[A] v. Time

[LNgo 1G]

For a first order reaction the [A] v Time plot is a decreasing exponential but what would the graph of [A] v Time look like for a second order reaction?

[Haley Dveirin 1E]

For a second order reaction it gives a straight line.

[Alfred Barrion 2H]

The graph of [A] v. Time would be linear.

[Minh Ngo 4G]

Linear

[Angela Patel 2J]

Would the slope of the graph be k?

[805303639]

The graph of 1/[A] v Time for a second-order reaction yields a line with slope=k and y-intercept=1/[A]i. Hence the graph of [A] v Time for a second-order reaction would not be linear. The graph would be a rational function with a vertical asymptote at t= -1/(k[A]i).

[nicole-2B]

Would the slope of the graph be k?

yes the slope would be k

[Shrayes Raman]

Linear 1/[A] v time but not [A] v time

[Brandon Tao 1K]

The second order is linear

[Jarrett Peyrefitte 2K]

It would be linear

[Nawal Dandachi 1G]

for second order, it should be linear

[JesseAuLec1Dis1G]

It's linear for second order. Does anyone know when it wouldn't be linear?

[Caroline Zepecki]

For a second order reaction, it would be linear.

[McKenna_4A]

It would be linear, confirming that it is a 2nd order rxn.

[Emily Vainberg 1D]

If you look at the graoh of 1/[A] v Time for a second-order reaction, the slope is equal to K. The y intercept =1/[A]i.
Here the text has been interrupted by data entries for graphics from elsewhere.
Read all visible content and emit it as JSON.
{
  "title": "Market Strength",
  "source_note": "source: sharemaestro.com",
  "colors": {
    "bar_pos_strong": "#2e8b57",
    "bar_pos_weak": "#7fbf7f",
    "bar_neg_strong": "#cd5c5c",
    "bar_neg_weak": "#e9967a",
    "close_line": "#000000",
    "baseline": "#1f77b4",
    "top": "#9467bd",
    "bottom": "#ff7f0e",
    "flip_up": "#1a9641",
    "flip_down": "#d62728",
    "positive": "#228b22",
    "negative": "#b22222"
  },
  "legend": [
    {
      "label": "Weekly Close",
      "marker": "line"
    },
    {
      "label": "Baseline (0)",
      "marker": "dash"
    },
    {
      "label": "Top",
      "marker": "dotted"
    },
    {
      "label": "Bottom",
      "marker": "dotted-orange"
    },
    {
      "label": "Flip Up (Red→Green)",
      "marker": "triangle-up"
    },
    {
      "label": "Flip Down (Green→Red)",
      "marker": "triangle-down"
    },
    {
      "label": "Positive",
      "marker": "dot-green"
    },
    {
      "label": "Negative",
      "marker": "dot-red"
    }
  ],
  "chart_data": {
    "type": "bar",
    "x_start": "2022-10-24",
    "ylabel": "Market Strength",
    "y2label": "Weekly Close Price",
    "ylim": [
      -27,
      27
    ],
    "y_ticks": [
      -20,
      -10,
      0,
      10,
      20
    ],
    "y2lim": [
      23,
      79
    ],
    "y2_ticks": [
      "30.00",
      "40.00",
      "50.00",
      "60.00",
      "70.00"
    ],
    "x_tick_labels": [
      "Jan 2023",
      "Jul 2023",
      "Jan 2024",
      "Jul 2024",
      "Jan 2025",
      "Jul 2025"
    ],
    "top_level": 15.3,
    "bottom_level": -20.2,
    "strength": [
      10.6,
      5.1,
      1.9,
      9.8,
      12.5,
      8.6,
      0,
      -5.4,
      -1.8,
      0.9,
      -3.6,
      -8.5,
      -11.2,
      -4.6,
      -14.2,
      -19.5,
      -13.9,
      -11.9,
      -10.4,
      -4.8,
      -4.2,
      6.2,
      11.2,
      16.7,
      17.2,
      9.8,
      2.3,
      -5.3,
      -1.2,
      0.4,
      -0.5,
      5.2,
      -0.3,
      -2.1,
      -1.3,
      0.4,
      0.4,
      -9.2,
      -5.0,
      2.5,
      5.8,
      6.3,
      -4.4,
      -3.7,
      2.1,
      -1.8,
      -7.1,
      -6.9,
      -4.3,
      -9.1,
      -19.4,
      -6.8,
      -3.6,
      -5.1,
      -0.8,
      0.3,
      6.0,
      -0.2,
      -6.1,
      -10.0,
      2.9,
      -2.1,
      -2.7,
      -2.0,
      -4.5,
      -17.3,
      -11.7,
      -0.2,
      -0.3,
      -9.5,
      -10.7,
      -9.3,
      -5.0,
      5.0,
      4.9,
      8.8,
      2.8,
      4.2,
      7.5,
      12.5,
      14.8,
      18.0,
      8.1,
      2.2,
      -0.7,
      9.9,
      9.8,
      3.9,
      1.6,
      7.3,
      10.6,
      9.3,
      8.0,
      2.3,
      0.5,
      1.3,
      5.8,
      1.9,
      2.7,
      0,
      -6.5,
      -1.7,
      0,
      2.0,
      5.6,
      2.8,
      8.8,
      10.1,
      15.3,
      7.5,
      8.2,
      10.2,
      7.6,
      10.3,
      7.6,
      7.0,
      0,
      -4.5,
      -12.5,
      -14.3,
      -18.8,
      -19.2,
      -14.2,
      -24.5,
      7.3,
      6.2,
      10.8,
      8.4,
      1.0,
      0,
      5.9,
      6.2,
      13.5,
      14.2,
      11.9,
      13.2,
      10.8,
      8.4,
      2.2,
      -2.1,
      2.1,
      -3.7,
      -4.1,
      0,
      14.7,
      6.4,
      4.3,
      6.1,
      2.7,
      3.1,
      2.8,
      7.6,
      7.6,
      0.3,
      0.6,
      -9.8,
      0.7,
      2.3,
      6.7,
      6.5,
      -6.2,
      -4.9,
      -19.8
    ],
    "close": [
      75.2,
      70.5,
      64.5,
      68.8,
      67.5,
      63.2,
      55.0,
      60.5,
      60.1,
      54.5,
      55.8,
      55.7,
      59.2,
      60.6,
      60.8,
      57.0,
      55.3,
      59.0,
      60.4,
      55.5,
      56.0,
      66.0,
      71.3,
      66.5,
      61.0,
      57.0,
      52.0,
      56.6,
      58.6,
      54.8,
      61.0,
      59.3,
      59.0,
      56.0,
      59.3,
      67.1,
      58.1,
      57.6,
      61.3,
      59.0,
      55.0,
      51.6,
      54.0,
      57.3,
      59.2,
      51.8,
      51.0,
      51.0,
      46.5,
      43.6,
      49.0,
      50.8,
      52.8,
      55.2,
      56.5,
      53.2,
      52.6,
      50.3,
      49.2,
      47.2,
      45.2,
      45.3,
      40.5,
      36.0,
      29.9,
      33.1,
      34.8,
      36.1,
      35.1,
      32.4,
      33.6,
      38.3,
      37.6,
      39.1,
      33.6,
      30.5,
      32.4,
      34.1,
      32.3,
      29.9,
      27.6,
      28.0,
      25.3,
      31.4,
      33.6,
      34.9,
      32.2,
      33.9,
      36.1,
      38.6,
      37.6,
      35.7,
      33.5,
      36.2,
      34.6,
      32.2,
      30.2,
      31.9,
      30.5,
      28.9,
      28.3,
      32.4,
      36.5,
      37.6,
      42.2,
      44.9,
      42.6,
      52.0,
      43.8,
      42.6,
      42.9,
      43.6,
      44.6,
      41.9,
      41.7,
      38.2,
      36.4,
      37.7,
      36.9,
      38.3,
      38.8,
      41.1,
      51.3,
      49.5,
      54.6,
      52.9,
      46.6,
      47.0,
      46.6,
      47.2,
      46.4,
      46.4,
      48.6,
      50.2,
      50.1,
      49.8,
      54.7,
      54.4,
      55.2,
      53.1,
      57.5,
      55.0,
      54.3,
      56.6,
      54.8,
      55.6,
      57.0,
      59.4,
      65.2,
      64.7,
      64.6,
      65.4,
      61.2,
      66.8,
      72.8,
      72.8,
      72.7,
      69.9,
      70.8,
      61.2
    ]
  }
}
This means the graph for a second order reaction would be linear.

[Jaci Glassick 2G]

The slope of a 2nd order reaction (1/[A] vs. time) is k. The graph is linear.

[Abigail Sanders 1E]

The graph of [A] vs time would not be linear for a second order reaction. It is only linear for zero order. For second order the graph of 1/[A] vs t is a linear function with a slope equivalen to +k.

[Jacob_Eberson_2D]

it would be linear with a positive slope (k)

[Saatvika Nair]

I believe that the second order would be a linear function (straight line) with a positive slope of +k. The graph would be 1/[A]. Hope that helps!

[205769933]

Every graph should show a linear graph, it's the axis that are different.

[JennyZhu1K]

ln[A] vs time will be a straight line for first order reactions and [A] vs time will be a straight line for zero order reactions.

[Ryan Khiev 1L]

[A] vs time for a second order reaction would look like a steeper exponential function than a decreasing exponential, it could only be linear if it was 1/[A] vs time. If you have a graphing calculator and graph 1/X it would look similar to that.

[Emma Goellner 2I]

It should be a linear graph for a second order reaction!

[905756606]

For a second order reaction, the graph of 1/[A] (not [A]) vs time would be linear with a slope = k.

[Michelle Gong]

It would be linear with a positive K+ slope!

[Kelly McFarlane]

The plot of a second order reaction on a [A] vs. time graph would be linear.

[Violet Mbela 2B]

Hi,
The plot of a second-order reaction would be a linear (straight line) graph with a positive slope of K+.

[almaortega]

Second order reactions when plotted 1/[A] vs time will be an increasing linear graph. k will be the slope of this line.